The seaside village of Kusamba in eastern Bali fronts a miles-long volcanic sand beach where traditional sea salt harvesting and fishing continue to be important to the local way of life. Although Kusamba is not one of Bali’s best swimming beaches—it’s scorching hot black sand makes lazing uncomfortable—it comes alive at night and in the predawn hours when prahu fishing boats patrol the nearshore waters and salt workers ferry buckets of seawater on bamboo shoulder-top slings from the shore. Fish are displayed in the town market, but salt making is a process that continues throughout the day. The saltwater is spread over sections of the black sand beach and allowed to crystalize in hot sun. The sand is later collected and rinsed with freshwater before being placed into sifters and eventually wooden vats and atop timber planks for drying. The coarse, iodine-rich salt is finally scooped into woven baskets for sale using coconut halves.

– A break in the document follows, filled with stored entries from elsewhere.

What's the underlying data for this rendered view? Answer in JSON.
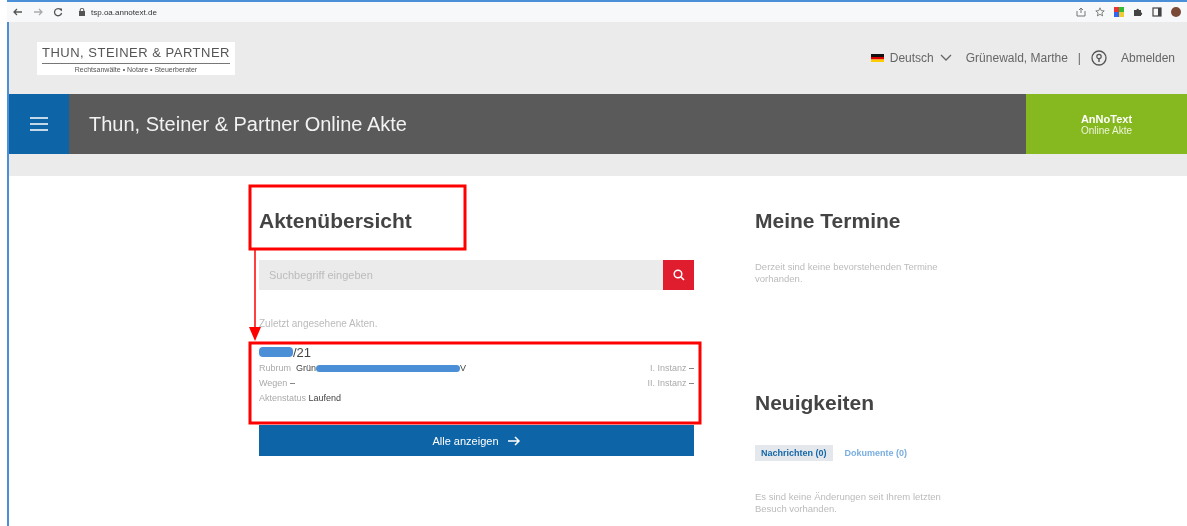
{
  "browser": {
    "url": "tsp.oa.annotext.de"
  },
  "logo": {
    "name": "THUN, STEINER & PARTNER",
    "tagline": "Rechtsanwälte • Notare • Steuerberater"
  },
  "header": {
    "language": "Deutsch",
    "user": "Grünewald, Marthe",
    "separator": "|",
    "logout": "Abmelden"
  },
  "app_bar": {
    "title": "Thun, Steiner & Partner Online Akte",
    "brand": "AnNoText",
    "brand_sub": "Online Akte"
  },
  "files": {
    "title": "Aktenübersicht",
    "search": {
      "placeholder": "Suchbegriff eingeben"
    },
    "recent_label": "Zuletzt angesehene Akten.",
    "recent": [
      {
        "number": "/21",
        "rubrum_label": "Rubrum",
        "rubrum_start": "Grün",
        "rubrum_end": "V",
        "wegen_label": "Wegen",
        "wegen": "–",
        "status_label": "Aktenstatus",
        "status": "Laufend",
        "instanz1_label": "I. Instanz",
        "instanz1": "–",
        "instanz2_label": "II. Instanz",
        "instanz2": "–"
      }
    ],
    "show_all": "Alle anzeigen"
  },
  "appointments": {
    "title": "Meine Termine",
    "empty": "Derzeit sind keine bevorstehenden Termine vorhanden."
  },
  "news": {
    "title": "Neuigkeiten",
    "tabs": [
      {
        "label": "Nachrichten (0)",
        "selected": true
      },
      {
        "label": "Dokumente (0)",
        "selected": false
      }
    ],
    "empty": "Es sind keine Änderungen seit Ihrem letzten Besuch vorhanden."
  }
}
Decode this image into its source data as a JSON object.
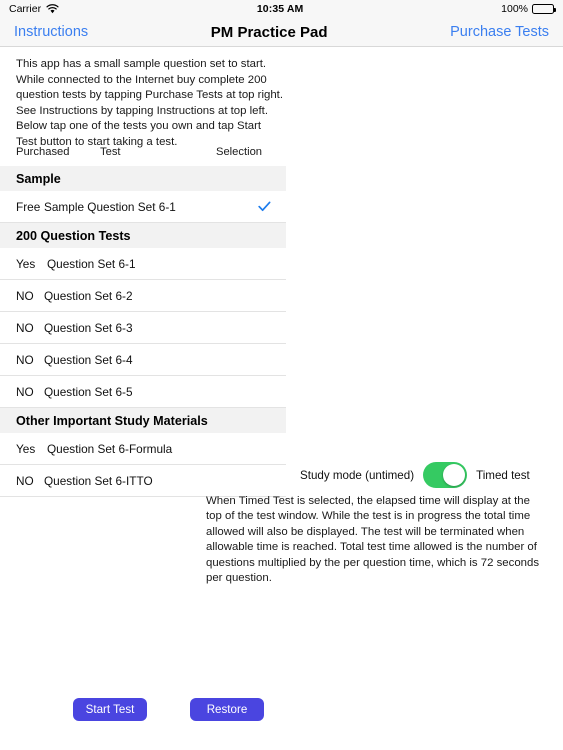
{
  "status_bar": {
    "carrier": "Carrier",
    "wifi_icon": "wifi-icon",
    "time": "10:35 AM",
    "battery_percent": "100%",
    "battery_icon": "battery-full-icon"
  },
  "nav_bar": {
    "left_button": "Instructions",
    "title": "PM Practice Pad",
    "right_button": "Purchase Tests"
  },
  "intro_text": "This app has a small sample question set to start. While connected to the Internet buy complete 200 question tests by tapping Purchase Tests at top right. See Instructions by tapping Instructions at top left. Below tap one of the tests you own and tap Start Test button to start taking a test.",
  "table": {
    "columns": [
      "Purchased",
      "Test",
      "Selection"
    ],
    "sections": [
      {
        "title": "Sample",
        "rows": [
          {
            "purchased": "Free",
            "test": "Sample Question Set 6-1",
            "selected": true
          }
        ]
      },
      {
        "title": "200 Question Tests",
        "rows": [
          {
            "purchased": "Yes",
            "test": "Question Set 6-1",
            "selected": false
          },
          {
            "purchased": "NO",
            "test": "Question Set 6-2",
            "selected": false
          },
          {
            "purchased": "NO",
            "test": "Question Set 6-3",
            "selected": false
          },
          {
            "purchased": "NO",
            "test": "Question Set 6-4",
            "selected": false
          },
          {
            "purchased": "NO",
            "test": "Question Set 6-5",
            "selected": false
          }
        ]
      },
      {
        "title": "Other Important Study Materials",
        "rows": [
          {
            "purchased": "Yes",
            "test": "Question Set 6-Formula",
            "selected": false
          },
          {
            "purchased": "NO",
            "test": "Question Set 6-ITTO",
            "selected": false
          }
        ]
      }
    ],
    "checkmark_color": "#1c7ced"
  },
  "mode_toggle": {
    "left_label": "Study mode (untimed)",
    "right_label": "Timed test",
    "state": "on",
    "on_color": "#35ca62"
  },
  "timed_note": "When Timed Test is selected, the elapsed time will display at the top of the test window. While the test is in progress the total time allowed will also be displayed. The test will be terminated when allowable time is reached. Total test time allowed is the number of questions multiplied by the per question time, which is 72 seconds per question.",
  "buttons": {
    "start_test": "Start Test",
    "restore": "Restore",
    "color": "#4a45e0"
  }
}
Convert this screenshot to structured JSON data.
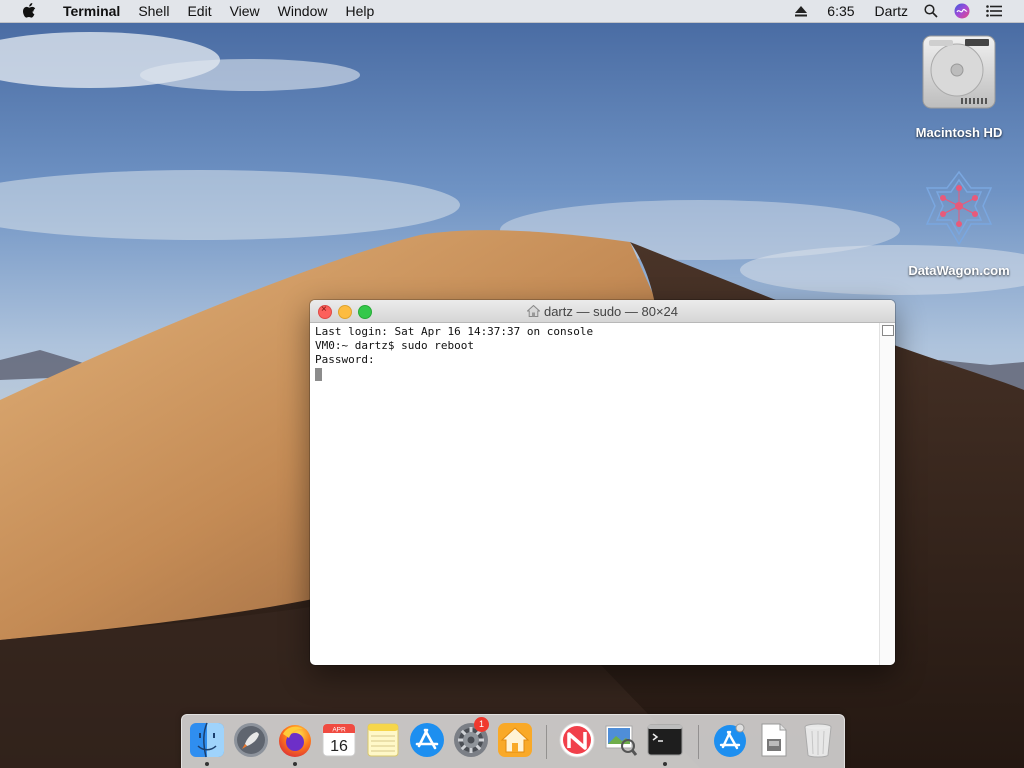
{
  "menubar": {
    "app_name": "Terminal",
    "menus": [
      "Shell",
      "Edit",
      "View",
      "Window",
      "Help"
    ],
    "time": "6:35",
    "user": "Dartz"
  },
  "desktop_icons": [
    {
      "label": "Macintosh HD",
      "icon": "hard-drive-icon"
    },
    {
      "label": "DataWagon.com",
      "icon": "datawagon-logo-icon"
    }
  ],
  "terminal": {
    "title": "dartz — sudo — 80×24",
    "lines": [
      "Last login: Sat Apr 16 14:37:37 on console",
      "VM0:~ dartz$ sudo reboot",
      "Password:"
    ]
  },
  "dock": {
    "items": [
      {
        "name": "finder",
        "running": true
      },
      {
        "name": "launchpad",
        "running": false
      },
      {
        "name": "firefox",
        "running": true
      },
      {
        "name": "calendar",
        "running": false,
        "month": "APR",
        "day": "16"
      },
      {
        "name": "notes",
        "running": false
      },
      {
        "name": "app-store",
        "running": false
      },
      {
        "name": "system-preferences",
        "running": false,
        "badge": "1"
      },
      {
        "name": "home",
        "running": false
      },
      {
        "name": "news",
        "running": false
      },
      {
        "name": "preview",
        "running": false
      },
      {
        "name": "terminal",
        "running": true
      },
      {
        "name": "app-store-downloads",
        "running": false
      },
      {
        "name": "documents",
        "running": false
      },
      {
        "name": "trash",
        "running": false
      }
    ]
  },
  "colors": {
    "close": "#fc605b",
    "minimize": "#fdbc40",
    "zoom": "#34c84a"
  }
}
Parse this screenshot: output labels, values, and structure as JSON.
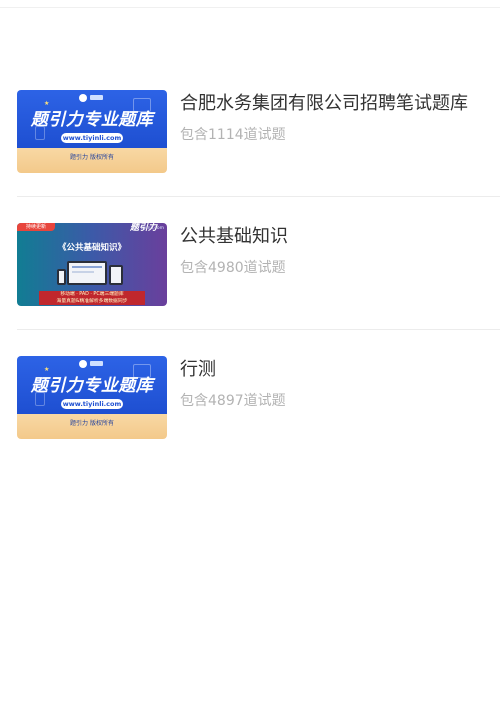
{
  "items": [
    {
      "title": "合肥水务集团有限公司招聘笔试题库",
      "count": "包含1114道试题",
      "thumb": {
        "headline": "题引力专业题库",
        "url": "www.tiyinli.com",
        "copyright": "题引力 版权所有"
      }
    },
    {
      "title": "公共基础知识",
      "count": "包含4980道试题",
      "thumb": {
        "badge": "持续更新",
        "brand": "题引力",
        "brand_url": "tiyinli.com",
        "heading": "《公共基础知识》",
        "banner_line1": "移动端 · PAD · PC端三端题库",
        "banner_line2": "海量真题&精准解析多端数据同步"
      }
    },
    {
      "title": "行测",
      "count": "包含4897道试题",
      "thumb": {
        "headline": "题引力专业题库",
        "url": "www.tiyinli.com",
        "copyright": "题引力 版权所有"
      }
    }
  ]
}
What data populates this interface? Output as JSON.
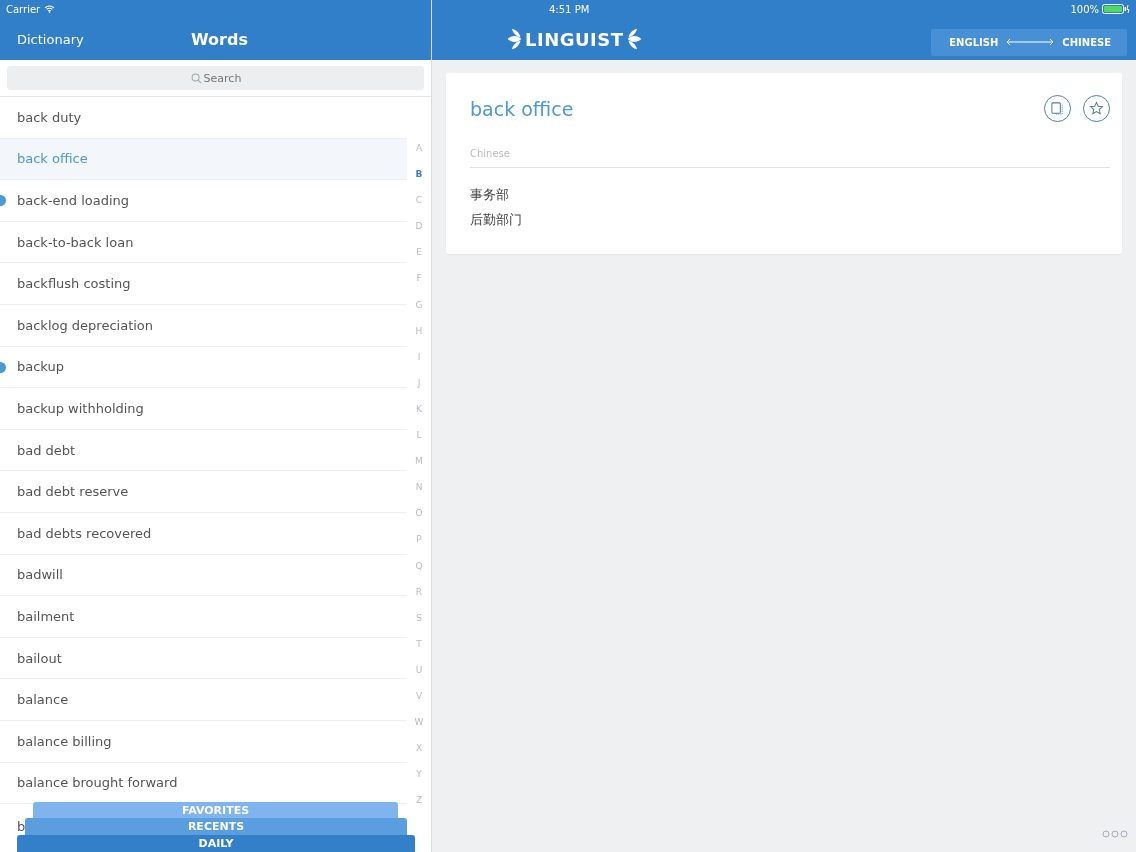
{
  "status_bar": {
    "carrier": "Carrier",
    "time": "4:51 PM",
    "battery": "100%"
  },
  "sidebar": {
    "back_button": "Dictionary",
    "title": "Words",
    "search": {
      "placeholder": "Search"
    },
    "rows": [
      {
        "label": "back duty",
        "selected": false,
        "marked": false
      },
      {
        "label": "back office",
        "selected": true,
        "marked": false
      },
      {
        "label": "back-end loading",
        "selected": false,
        "marked": true
      },
      {
        "label": "back-to-back loan",
        "selected": false,
        "marked": false
      },
      {
        "label": "backflush costing",
        "selected": false,
        "marked": false
      },
      {
        "label": "backlog depreciation",
        "selected": false,
        "marked": false
      },
      {
        "label": "backup",
        "selected": false,
        "marked": true
      },
      {
        "label": "backup withholding",
        "selected": false,
        "marked": false
      },
      {
        "label": "bad debt",
        "selected": false,
        "marked": false
      },
      {
        "label": "bad debt reserve",
        "selected": false,
        "marked": false
      },
      {
        "label": "bad debts recovered",
        "selected": false,
        "marked": false
      },
      {
        "label": "badwill",
        "selected": false,
        "marked": false
      },
      {
        "label": "bailment",
        "selected": false,
        "marked": false
      },
      {
        "label": "bailout",
        "selected": false,
        "marked": false
      },
      {
        "label": "balance",
        "selected": false,
        "marked": false
      },
      {
        "label": "balance billing",
        "selected": false,
        "marked": false
      },
      {
        "label": "balance brought forward",
        "selected": false,
        "marked": false
      },
      {
        "label": "b",
        "selected": false,
        "marked": false
      }
    ],
    "index": [
      {
        "letter": "A",
        "selected": false
      },
      {
        "letter": "B",
        "selected": true
      },
      {
        "letter": "C",
        "selected": false
      },
      {
        "letter": "D",
        "selected": false
      },
      {
        "letter": "E",
        "selected": false
      },
      {
        "letter": "F",
        "selected": false
      },
      {
        "letter": "G",
        "selected": false
      },
      {
        "letter": "H",
        "selected": false
      },
      {
        "letter": "I",
        "selected": false
      },
      {
        "letter": "J",
        "selected": false
      },
      {
        "letter": "K",
        "selected": false
      },
      {
        "letter": "L",
        "selected": false
      },
      {
        "letter": "M",
        "selected": false
      },
      {
        "letter": "N",
        "selected": false
      },
      {
        "letter": "O",
        "selected": false
      },
      {
        "letter": "P",
        "selected": false
      },
      {
        "letter": "Q",
        "selected": false
      },
      {
        "letter": "R",
        "selected": false
      },
      {
        "letter": "S",
        "selected": false
      },
      {
        "letter": "T",
        "selected": false
      },
      {
        "letter": "U",
        "selected": false
      },
      {
        "letter": "V",
        "selected": false
      },
      {
        "letter": "W",
        "selected": false
      },
      {
        "letter": "X",
        "selected": false
      },
      {
        "letter": "Y",
        "selected": false
      },
      {
        "letter": "Z",
        "selected": false
      }
    ],
    "bottom_tabs": [
      "FAVORITES",
      "RECENTS",
      "DAILY"
    ]
  },
  "header": {
    "logo": "LINGUIST",
    "language_from": "ENGLISH",
    "language_to": "CHINESE"
  },
  "entry": {
    "term": "back office",
    "field_label": "Chinese",
    "translations": [
      "事务部",
      "后勤部门"
    ]
  }
}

Kusamba also serves as the main access point to Nusa Penida, the largest in a cluster of three islands some seven miles offshore. Though it has limited tourism infrastructure, the Island is inhabited by some 40,000 people and is home to several endangered Balinese bird species.
To see the salt workers at their busiest and to snap stunning pre-dawn photos, plan to be on the beach before 6am. Later morning visits to Kusamba are often combined with visits to Goa Lawah, an ancient temple with onsite bat cave, in day tours encompassing the sites of eastern Bali from Ubud. Kusamba is 36 km (22 miles) northeast of Denpasar City and 27 km (17 miles) southeast of Ubud.